A Genova nel II trimestre del 2023 transazioni in calo del 14,4%

Immobiliare, Tecnocasa: prosegue la contrazione delle compravendite

Nel secondo trimestre del 2023 il mercato immobiliare residenziale continua a dare segnali di rallentamento, secondo i dati dell’Agenzia delle Entrate analizzati dall’Ufficio Studi Gruppo Tecnocasa.

Le compravendite a livello Italia mettono in evidenza una contrazione del 16%, più marcata rispetto a quanto registrato nel primo trimestre dell’anno in corso. Si sono realizzate 184.110 transazioni.

Meglio, ancora una volta i comuni non capoluogo, rispetto a quelli capoluogo con un calo leggermente inferiore: -15,4% contro -17,2%.

Le metropoli mettono a segno una riduzione dei volumi del 16,4%, allineata al dato nazionale.  Spiccano i cali di Bologna (-22,8%), Roma (-21,5%) e Milano (-17,1%). Fanno meglio Palermo e Napoli rispettivamente con -4,9% e -5,3%. A Genova le compravendite si sono ridotte del 14,4% passando dalle 2.626 del secondo trimestre 2022 a 2.248 nello stesso periodo del 2023.

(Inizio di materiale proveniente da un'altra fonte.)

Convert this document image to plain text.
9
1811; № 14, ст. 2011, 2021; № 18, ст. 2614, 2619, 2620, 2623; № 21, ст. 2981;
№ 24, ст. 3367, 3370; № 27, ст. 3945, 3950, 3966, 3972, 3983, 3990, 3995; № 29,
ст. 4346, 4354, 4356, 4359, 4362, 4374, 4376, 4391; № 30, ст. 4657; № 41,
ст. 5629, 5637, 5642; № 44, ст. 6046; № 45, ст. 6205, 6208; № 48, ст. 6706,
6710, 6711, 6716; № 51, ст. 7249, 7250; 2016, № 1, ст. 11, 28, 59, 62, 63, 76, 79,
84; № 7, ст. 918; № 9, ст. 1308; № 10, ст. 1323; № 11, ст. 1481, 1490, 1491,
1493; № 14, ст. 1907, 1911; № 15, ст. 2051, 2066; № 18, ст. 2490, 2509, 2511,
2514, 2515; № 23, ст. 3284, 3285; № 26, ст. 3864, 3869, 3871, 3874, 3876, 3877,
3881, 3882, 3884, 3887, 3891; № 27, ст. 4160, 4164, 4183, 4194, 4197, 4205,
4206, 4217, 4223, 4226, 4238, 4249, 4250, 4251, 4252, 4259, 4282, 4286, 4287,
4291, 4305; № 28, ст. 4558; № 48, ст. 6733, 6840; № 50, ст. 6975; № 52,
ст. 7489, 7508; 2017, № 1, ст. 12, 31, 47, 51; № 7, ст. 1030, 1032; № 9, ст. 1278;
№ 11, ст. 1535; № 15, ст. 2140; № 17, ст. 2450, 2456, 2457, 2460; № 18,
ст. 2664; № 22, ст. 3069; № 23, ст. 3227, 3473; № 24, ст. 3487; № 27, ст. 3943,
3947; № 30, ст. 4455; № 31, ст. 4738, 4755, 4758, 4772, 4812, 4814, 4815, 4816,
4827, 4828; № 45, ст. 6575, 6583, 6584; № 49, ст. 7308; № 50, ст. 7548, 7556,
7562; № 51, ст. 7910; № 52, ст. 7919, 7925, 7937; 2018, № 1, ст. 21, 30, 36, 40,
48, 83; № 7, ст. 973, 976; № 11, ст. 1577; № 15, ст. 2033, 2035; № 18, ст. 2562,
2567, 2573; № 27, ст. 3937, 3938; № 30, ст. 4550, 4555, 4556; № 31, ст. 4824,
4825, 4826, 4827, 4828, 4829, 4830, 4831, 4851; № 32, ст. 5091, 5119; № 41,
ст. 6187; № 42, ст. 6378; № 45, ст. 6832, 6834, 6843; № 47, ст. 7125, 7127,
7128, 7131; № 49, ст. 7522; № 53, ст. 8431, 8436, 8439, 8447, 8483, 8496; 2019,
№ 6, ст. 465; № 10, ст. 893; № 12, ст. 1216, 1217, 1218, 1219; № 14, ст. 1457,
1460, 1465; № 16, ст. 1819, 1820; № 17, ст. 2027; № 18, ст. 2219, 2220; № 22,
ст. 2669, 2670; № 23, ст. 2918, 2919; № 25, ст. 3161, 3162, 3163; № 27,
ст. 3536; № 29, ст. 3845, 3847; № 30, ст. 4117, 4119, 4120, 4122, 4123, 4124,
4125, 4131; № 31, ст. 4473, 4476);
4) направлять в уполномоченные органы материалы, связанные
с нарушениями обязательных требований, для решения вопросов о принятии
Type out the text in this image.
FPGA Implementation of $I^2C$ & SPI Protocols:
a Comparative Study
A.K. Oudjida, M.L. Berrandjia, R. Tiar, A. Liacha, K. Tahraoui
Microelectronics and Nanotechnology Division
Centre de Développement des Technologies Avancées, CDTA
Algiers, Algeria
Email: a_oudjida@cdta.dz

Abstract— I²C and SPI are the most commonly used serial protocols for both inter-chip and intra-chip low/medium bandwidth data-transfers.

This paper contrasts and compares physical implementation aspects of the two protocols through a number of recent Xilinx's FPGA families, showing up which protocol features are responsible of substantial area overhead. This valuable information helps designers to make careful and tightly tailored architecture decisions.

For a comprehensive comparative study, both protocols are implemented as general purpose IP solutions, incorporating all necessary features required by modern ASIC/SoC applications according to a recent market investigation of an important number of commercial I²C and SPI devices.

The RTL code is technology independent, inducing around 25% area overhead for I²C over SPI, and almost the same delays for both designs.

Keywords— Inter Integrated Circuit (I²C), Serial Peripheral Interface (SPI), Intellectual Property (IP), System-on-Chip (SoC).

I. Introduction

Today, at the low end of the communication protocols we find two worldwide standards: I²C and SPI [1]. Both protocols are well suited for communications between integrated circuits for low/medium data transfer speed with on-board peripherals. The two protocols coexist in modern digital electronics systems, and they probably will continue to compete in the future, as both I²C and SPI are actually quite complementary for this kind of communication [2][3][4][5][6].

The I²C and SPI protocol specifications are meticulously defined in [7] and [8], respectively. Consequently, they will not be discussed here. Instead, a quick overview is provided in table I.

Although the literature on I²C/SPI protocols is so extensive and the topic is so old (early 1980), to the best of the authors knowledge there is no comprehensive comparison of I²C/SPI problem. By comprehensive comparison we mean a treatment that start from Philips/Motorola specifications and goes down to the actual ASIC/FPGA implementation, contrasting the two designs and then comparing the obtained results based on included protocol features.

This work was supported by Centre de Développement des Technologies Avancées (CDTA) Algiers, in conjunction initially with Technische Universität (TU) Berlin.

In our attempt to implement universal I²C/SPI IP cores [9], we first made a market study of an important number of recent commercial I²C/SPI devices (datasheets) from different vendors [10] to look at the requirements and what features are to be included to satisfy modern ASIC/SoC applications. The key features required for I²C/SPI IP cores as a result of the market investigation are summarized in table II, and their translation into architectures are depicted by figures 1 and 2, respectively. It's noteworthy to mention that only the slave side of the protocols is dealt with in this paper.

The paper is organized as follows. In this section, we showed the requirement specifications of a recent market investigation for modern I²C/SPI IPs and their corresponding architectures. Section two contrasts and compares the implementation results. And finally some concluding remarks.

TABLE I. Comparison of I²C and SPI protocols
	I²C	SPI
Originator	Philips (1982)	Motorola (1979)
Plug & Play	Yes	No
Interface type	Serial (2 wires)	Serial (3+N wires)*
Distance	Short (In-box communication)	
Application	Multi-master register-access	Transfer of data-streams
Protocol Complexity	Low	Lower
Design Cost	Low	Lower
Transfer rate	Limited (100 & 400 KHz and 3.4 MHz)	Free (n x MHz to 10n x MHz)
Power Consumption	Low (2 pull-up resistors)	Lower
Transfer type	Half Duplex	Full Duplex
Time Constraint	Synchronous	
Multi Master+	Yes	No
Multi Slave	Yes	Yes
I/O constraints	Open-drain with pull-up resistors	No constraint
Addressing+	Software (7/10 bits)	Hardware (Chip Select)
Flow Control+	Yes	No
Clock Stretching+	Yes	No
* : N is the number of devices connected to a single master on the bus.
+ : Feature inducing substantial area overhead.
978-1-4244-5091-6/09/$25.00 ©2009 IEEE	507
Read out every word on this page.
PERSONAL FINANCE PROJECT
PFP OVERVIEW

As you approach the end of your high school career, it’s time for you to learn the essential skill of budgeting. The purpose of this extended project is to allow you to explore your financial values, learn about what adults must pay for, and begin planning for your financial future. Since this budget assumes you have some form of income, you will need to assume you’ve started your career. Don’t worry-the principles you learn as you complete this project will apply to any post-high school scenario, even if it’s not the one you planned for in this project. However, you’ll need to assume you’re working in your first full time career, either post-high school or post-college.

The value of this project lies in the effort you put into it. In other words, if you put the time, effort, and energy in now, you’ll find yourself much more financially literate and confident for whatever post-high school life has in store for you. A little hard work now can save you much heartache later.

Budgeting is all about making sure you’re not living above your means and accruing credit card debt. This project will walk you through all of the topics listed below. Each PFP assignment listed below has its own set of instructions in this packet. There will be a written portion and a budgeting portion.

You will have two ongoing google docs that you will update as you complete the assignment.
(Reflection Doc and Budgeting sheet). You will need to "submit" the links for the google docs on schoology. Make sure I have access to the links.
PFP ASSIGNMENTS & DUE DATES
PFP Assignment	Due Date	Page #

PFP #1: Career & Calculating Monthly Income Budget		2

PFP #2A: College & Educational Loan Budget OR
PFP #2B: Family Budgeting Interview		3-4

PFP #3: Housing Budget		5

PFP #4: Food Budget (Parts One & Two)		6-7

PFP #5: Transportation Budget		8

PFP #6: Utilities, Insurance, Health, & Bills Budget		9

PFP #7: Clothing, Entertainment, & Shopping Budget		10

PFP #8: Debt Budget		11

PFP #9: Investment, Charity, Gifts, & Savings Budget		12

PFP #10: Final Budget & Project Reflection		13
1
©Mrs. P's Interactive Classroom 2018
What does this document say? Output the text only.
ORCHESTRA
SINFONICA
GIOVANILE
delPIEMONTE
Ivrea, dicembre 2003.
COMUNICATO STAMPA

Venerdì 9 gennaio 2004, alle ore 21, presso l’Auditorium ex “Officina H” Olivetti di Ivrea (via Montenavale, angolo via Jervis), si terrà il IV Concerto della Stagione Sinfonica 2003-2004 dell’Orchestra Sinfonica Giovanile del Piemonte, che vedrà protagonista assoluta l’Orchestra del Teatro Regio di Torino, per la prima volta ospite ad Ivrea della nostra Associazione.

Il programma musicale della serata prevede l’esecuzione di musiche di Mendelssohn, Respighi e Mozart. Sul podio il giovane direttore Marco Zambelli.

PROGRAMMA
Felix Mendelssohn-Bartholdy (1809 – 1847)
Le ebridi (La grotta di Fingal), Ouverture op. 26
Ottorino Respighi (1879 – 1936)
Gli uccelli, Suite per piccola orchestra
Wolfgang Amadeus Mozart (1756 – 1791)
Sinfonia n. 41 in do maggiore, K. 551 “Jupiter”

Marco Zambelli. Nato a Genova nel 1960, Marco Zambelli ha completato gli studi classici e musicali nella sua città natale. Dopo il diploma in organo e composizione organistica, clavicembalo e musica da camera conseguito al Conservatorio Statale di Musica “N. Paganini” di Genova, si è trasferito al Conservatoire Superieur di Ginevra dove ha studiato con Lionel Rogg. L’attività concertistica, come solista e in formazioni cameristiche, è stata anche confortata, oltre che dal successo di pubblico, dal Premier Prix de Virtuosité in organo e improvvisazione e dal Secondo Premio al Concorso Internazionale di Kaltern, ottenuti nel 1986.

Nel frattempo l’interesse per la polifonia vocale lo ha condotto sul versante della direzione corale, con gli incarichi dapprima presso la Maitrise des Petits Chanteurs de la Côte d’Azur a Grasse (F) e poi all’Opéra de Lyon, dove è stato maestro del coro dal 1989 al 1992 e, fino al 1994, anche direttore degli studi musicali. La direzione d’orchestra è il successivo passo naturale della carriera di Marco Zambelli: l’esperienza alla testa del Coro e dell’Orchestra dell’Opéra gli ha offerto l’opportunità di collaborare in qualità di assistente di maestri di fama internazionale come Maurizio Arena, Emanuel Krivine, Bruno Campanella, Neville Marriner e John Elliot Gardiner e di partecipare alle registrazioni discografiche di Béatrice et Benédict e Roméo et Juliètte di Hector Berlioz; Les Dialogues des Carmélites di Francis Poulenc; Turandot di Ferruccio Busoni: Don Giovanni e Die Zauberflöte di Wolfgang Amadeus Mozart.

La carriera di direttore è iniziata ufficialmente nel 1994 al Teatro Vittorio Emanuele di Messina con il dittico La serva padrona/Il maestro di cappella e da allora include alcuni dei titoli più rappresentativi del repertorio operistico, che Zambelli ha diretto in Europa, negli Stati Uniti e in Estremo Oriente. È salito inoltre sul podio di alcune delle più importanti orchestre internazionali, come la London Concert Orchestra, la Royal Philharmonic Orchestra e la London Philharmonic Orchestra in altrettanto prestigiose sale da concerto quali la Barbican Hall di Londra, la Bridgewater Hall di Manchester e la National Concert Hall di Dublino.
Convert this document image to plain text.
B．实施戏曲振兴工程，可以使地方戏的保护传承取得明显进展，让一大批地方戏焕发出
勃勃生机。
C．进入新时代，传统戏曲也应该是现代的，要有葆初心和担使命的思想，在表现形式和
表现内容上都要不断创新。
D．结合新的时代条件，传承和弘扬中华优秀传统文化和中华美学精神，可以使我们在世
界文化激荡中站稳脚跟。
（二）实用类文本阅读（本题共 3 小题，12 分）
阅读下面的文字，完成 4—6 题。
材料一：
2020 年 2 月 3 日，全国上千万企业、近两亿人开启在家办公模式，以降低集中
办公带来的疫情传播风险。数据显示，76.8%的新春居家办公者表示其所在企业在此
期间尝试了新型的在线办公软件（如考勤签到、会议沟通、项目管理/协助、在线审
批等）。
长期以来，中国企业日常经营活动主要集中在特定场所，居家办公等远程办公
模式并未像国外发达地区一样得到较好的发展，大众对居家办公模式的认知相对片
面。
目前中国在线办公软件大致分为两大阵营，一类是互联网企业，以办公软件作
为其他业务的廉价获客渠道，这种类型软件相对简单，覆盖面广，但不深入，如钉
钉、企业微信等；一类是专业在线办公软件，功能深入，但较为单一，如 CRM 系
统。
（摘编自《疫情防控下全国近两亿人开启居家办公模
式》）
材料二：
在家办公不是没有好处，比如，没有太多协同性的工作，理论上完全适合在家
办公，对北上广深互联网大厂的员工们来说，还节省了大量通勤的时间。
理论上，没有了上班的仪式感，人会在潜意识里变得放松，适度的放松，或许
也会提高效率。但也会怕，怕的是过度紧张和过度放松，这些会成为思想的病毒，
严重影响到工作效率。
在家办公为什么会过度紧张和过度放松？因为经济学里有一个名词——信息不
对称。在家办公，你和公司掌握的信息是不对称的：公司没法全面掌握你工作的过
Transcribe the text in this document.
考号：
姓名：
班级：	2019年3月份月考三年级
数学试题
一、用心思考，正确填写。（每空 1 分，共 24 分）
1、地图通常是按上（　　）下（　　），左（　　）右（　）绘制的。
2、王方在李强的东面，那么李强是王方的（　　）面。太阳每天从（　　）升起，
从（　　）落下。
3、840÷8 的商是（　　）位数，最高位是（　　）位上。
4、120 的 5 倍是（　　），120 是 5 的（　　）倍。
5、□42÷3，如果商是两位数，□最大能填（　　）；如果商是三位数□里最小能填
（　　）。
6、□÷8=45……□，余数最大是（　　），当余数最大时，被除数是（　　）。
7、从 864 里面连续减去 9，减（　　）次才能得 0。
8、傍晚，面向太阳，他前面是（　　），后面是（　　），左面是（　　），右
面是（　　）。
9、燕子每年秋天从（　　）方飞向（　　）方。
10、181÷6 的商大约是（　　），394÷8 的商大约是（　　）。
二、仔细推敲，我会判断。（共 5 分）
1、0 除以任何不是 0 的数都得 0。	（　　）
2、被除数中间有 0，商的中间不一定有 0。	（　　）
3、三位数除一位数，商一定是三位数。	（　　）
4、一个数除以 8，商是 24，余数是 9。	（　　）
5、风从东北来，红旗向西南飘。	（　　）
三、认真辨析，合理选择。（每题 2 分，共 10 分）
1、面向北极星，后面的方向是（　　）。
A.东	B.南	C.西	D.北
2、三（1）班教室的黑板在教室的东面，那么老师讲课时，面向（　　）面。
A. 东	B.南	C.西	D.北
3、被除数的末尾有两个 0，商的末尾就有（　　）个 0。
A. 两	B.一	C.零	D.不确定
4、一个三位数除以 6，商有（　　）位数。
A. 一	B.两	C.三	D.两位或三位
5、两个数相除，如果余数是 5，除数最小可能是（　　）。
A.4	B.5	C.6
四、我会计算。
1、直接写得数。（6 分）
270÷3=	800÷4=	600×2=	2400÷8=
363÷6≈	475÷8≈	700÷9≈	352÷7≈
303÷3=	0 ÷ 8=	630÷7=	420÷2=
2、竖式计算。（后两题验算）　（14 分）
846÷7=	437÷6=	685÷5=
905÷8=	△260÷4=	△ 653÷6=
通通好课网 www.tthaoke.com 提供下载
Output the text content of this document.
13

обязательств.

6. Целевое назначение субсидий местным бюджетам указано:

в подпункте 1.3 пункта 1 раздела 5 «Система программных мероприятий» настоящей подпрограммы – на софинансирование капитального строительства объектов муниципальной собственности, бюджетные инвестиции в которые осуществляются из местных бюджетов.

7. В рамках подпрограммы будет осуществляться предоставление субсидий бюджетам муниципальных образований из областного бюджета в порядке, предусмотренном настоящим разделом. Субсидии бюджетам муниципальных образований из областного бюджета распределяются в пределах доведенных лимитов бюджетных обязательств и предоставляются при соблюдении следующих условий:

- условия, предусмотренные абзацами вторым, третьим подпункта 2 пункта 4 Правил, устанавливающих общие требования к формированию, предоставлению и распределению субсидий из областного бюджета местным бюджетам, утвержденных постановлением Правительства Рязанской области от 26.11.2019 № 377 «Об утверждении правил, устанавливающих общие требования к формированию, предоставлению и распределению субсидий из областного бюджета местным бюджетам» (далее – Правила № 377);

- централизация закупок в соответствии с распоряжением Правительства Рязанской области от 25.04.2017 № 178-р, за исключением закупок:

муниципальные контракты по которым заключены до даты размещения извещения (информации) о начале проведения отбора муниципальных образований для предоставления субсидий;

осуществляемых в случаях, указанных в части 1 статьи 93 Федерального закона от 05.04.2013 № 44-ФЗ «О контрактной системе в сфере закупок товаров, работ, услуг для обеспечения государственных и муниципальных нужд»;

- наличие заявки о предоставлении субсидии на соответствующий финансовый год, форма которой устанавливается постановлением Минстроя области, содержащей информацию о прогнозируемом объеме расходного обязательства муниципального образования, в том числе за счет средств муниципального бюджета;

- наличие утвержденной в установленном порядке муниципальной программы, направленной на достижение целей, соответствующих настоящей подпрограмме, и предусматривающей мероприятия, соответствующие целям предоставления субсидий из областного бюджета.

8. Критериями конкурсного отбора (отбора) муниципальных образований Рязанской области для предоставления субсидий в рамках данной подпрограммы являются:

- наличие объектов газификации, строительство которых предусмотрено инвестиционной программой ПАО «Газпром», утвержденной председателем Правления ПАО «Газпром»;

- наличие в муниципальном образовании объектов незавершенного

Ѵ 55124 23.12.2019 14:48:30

“I dati – scrive l’Ufficio Studi Gruppo Tecnocasa – mostrano che il mercato immobiliare si trova in una fase di sensibile rallentamento: l’aumento dei tassi di interesse e l’incertezza generale creano prudenza nei potenziali acquirenti, soprattutto in chi deve ricorrere a un mutuo. Infatti, dal lato creditizio si registra una contrazione della domanda e istituti di credito con maggiore attenzione alla solvibilità dei richiedenti. Gli investitori, secondo le analisi sulle compravendite realizzate dalle agenzie del Gruppo Tecnocasa, continuano ad animare il mercato, ma solo se la marginalità e la redditività dell’operazione sono garantite. Contribuisce alla riduzione delle compravendite anche un’offerta ancora esigua e la distanza tra le richieste dei proprietari e la disponibilità dei potenziali acquirenti che portano a una maggiore trattativa sui prezzi (che stanno rallentando la crescita)”.

Le previsioni del Gruppo Tecnocasa per la fine dell’anno restano su volumi intorno a 680 mila transazioni.